Tapper asked Hester point blank whether his law would have allowed businesses to discriminate against same-sex couples, and Hester continuously said it “does not allow for discrimination in any way.” But then Hester said a business owner could refuse to participate in the “message of a homosexual wedding or ceremony.” Tapper, naturally, was baffled as were the rest of us. How would a florist provide flowers for a same-sex wedding and not be participating? Hester later said, “[The government] can not force an individual to participate in a ceremony that they don’t believe in.” But that’s not only discriminatory, it directly contradicts what he said a minute earlier.

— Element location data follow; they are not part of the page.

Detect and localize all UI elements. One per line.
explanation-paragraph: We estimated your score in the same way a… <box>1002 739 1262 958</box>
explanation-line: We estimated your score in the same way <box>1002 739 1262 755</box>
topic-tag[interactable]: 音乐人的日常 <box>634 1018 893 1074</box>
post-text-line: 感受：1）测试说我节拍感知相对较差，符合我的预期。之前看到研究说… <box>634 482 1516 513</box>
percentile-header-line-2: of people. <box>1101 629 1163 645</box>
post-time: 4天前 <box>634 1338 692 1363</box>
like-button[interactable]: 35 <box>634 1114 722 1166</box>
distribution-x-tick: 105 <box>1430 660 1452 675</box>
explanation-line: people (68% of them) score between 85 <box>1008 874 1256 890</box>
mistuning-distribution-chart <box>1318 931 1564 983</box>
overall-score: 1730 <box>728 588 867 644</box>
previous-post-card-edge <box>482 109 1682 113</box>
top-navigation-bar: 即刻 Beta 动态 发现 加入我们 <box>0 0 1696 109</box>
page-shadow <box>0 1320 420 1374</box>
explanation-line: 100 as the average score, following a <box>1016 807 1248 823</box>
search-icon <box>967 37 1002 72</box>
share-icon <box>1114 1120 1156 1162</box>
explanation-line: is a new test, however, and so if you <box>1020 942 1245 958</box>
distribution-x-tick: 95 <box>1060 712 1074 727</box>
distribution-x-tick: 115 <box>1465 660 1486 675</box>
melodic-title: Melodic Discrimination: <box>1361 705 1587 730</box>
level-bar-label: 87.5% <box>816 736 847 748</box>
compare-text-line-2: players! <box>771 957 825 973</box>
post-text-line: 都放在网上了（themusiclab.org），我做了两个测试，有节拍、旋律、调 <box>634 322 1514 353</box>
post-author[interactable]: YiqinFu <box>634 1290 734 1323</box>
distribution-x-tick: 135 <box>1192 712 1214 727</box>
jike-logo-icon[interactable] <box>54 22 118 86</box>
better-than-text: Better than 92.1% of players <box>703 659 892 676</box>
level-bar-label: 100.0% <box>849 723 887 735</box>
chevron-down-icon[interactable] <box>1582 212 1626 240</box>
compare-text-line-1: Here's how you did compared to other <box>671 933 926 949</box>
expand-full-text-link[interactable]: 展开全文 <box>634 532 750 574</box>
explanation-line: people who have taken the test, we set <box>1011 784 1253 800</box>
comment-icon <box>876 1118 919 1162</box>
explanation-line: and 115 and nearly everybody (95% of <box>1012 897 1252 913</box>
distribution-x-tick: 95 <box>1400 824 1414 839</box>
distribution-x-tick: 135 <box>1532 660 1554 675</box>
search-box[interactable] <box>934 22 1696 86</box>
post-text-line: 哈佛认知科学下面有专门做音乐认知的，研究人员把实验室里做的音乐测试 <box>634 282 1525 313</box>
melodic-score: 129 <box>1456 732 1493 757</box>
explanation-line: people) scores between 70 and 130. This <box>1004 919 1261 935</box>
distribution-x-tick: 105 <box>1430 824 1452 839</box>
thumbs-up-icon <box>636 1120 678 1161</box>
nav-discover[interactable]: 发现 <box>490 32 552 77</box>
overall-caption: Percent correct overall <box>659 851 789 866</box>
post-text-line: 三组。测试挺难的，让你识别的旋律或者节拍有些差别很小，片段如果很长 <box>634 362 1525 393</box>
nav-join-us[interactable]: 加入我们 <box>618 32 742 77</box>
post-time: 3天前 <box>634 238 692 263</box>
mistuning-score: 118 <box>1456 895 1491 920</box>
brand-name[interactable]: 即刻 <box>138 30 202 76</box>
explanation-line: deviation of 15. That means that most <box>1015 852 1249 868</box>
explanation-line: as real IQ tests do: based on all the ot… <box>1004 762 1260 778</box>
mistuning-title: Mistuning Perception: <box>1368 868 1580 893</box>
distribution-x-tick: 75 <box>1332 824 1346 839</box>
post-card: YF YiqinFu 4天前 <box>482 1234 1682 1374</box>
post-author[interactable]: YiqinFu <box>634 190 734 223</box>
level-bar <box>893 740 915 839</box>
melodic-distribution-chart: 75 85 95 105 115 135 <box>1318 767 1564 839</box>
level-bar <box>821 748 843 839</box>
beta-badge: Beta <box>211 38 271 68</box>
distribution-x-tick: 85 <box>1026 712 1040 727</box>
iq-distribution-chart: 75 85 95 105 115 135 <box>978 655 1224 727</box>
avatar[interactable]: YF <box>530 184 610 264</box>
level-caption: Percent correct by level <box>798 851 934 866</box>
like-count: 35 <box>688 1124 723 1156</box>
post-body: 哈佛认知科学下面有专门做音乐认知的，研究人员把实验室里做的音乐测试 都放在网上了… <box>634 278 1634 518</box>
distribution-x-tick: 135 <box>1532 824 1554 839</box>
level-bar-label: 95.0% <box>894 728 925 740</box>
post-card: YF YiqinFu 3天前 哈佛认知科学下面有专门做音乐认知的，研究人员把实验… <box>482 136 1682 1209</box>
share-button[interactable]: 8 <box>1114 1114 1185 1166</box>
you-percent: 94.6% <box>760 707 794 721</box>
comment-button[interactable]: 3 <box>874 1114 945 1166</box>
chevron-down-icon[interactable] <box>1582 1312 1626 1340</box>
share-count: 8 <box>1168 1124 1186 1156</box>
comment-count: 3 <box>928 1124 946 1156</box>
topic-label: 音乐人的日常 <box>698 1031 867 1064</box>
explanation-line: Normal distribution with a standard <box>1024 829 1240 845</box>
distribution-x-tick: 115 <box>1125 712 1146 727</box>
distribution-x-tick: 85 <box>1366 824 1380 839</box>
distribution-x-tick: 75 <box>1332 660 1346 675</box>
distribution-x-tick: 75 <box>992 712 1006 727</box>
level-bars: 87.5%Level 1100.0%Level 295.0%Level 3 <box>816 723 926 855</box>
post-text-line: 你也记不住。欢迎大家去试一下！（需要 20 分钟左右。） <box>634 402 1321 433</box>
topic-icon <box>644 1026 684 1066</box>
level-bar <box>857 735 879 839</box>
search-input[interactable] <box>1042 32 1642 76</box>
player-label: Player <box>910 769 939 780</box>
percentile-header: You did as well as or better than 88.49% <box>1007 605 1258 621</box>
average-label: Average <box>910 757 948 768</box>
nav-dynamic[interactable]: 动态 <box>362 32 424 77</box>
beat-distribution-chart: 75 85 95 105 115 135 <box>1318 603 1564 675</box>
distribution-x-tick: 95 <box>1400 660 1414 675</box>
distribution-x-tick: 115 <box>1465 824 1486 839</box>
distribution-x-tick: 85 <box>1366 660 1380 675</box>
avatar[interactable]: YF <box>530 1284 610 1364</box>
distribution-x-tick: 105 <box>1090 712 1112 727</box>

Frankly, it’s contradictions like these that frustrate people with religion in the first place. And the ambiguity of various faiths is what makes it nearly impossible to codify religion into secular law. The consequences are more often than not terrible — not necessarily impacting the, in this case, Christian supermajority but specifically minority groups that have routinely suffered under misguided religious justifications for oppression — African-Americans, women, children and the gay community.